Hollywood, drei Männer in einer Bar. Sie trinken «auf das, was war». «Was war» ist der Zweite Weltkrieg. Was kommt, ist die Heimat. Besser ist es dort nicht unbedingt. Die Soldaten müssen sich wieder in die Gesellschaft eingliedern. Und als wäre das nicht schon genug, hat sich auch noch ein Feind zuhause eingenistet.
Der Feind in den Federn
Johnny Morrison (Alan Ladd), einer der Kriegsrückkehrer, will seine Gattin überraschen. Als er nach Hause kommt, feiert sie feuchtfröhlich mit Freunden. Sehnsüchtig auf ihn gewartet hat sie nicht. Die Dame ist während des Kriegs fremdgegangen – mit dem zwielichtigen Barbesitzer des Nachtclubs «Blue Dahlia».

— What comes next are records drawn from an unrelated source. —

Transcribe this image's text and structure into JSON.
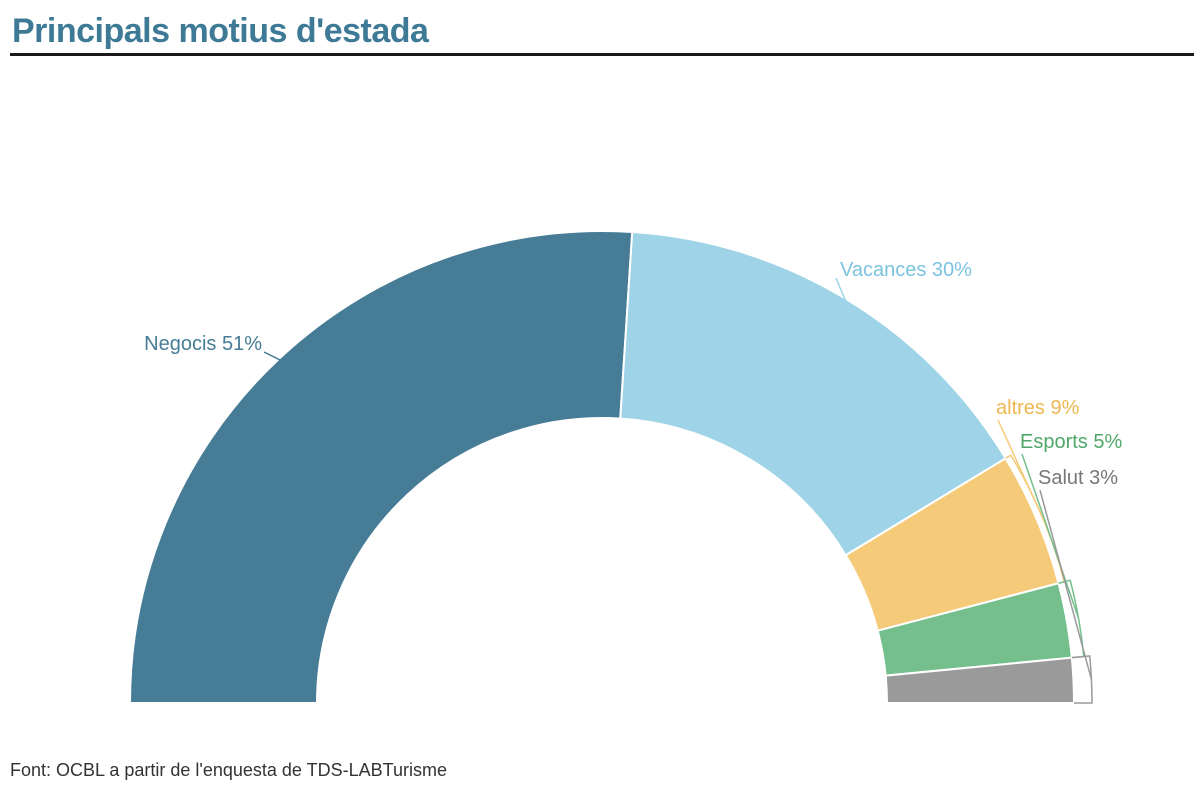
{
  "title": "Principals motius d'estada",
  "source": "Font: OCBL a partir de l'enquesta de TDS-LABTurisme",
  "chart_data": {
    "type": "pie",
    "variant": "half-donut",
    "categories": [
      "Negocis",
      "Vacances",
      "altres",
      "Esports",
      "Salut"
    ],
    "values": [
      51,
      30,
      9,
      5,
      3
    ],
    "labels": [
      "Negocis 51%",
      "Vacances 30%",
      "altres 9%",
      "Esports 5%",
      "Salut 3%"
    ],
    "colors": [
      "#467c96",
      "#9fd4e8",
      "#f5ca79",
      "#74bf8c",
      "#9a9a9a"
    ]
  }
}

Auch an der Feier können die beiden die Finger nicht voneinander lassen. Doch Gatte Johnny ertappt sie: «Du hast den falschen Lippenstift drauf, Mister», so Johnnys schlagende Worte, bevor er dem Kontrahenten eine verpasst. Das Kriegsheimkehrerdrama mutiert bald zum Krimi. Nach einer durchzechten Nacht liegt die Gattin erschossen auf dem Sofa, neben ihr die Pistole des Gatten. Wer ist der Täter?
Eine süffige Story
Der Film noir «Blue Dahlia» feierte am 19. April 1946 Weltpremiere. Drehbuch schrieb der berühmte Krimiautor Raymond Chandler, Schöpfer des Privatdetektivs Philippe Marlowe. Es war Chandlers erste Filmarbeit, die prompt für einen Oscar nominiert wurde. Der Ruhm für das Skript währte jedoch nicht so lange wie die Gerüchte um seine Entstehung.

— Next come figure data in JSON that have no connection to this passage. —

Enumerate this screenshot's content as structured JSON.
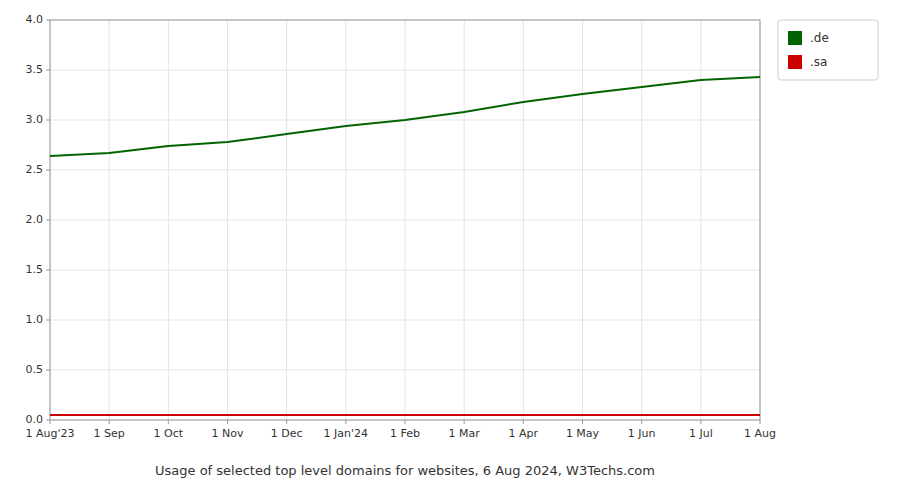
{
  "chart_data": {
    "type": "line",
    "title": "Usage of selected top level domains for websites, 6 Aug 2024, W3Techs.com",
    "categories": [
      "1 Aug'23",
      "1 Sep",
      "1 Oct",
      "1 Nov",
      "1 Dec",
      "1 Jan'24",
      "1 Feb",
      "1 Mar",
      "1 Apr",
      "1 May",
      "1 Jun",
      "1 Jul",
      "1 Aug"
    ],
    "series": [
      {
        "name": ".de",
        "color": "#006400",
        "values": [
          2.64,
          2.67,
          2.74,
          2.78,
          2.86,
          2.94,
          3.0,
          3.08,
          3.18,
          3.26,
          3.33,
          3.4,
          3.43
        ]
      },
      {
        "name": ".sa",
        "color": "#cc0000",
        "values": [
          0.05,
          0.05,
          0.05,
          0.05,
          0.05,
          0.05,
          0.05,
          0.05,
          0.05,
          0.05,
          0.05,
          0.05,
          0.05
        ]
      }
    ],
    "ylim": [
      0,
      4.0
    ],
    "yticks": [
      {
        "value": 0,
        "label": "0.0"
      },
      0.5,
      {
        "value": 1.0,
        "label": "1.0"
      },
      1.5,
      {
        "value": 2.0,
        "label": "2.0"
      },
      2.5,
      {
        "value": 3.0,
        "label": "3.0"
      },
      3.5,
      {
        "value": 4.0,
        "label": "4.0"
      }
    ],
    "grid": true,
    "legend": "upper right"
  }
}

Die Hollywood-Legende geht so: 1944 habe das Paramount Studio schnell einen Film drehen wollen, bevor ihr Star Alan Ladd zur Armee ging. Dummerweise soll es aber kein Drehbuch gegeben haben. Für das fehlende Skript habe man sich an Raymond Chandler gewandt, der zufälligerweise einen unvollendeten Roman als Vorlage und Zeit gehabt haben soll. Chandler – so die Legende weiter – soll jedoch unter einer Schreibblockade gelitten haben. Was nun? Der trockene Alkoholiker soll die Lösung selbst vorgeschlagen haben: jede Menge Whiskey zur Inspiration, bezahlt von Paramount. So verrückt es klingt: Das Studio soll den Kreativsuff gezahlt und der Autor das Drehbuch pünktlich fertiggestellt haben.
Schöne Geschichte, aber leider nicht ganz wahr. Ausser, dass Alan Ladd tatsächlich zur Armee wollte und Chandler seinen unfertigen Roman verkaufte, ist alles erfunden. Quelle der Geschichte war vermutlich der Produzent des Films.
Krimi und Kriegsheimkehrerdrama
«The Blue Dahlia» blieb Raymond Chandlers erstes und einziges verfilmtes Originalskript. Damals, Ende des Zweiten Weltkriegs, hatte der Film bei Kritikern und Publikum grossen Erfolg. Und auch heute noch zieht einen der Film in seinen mysteriösen – wenn auch etwas gemächlichen – Bann.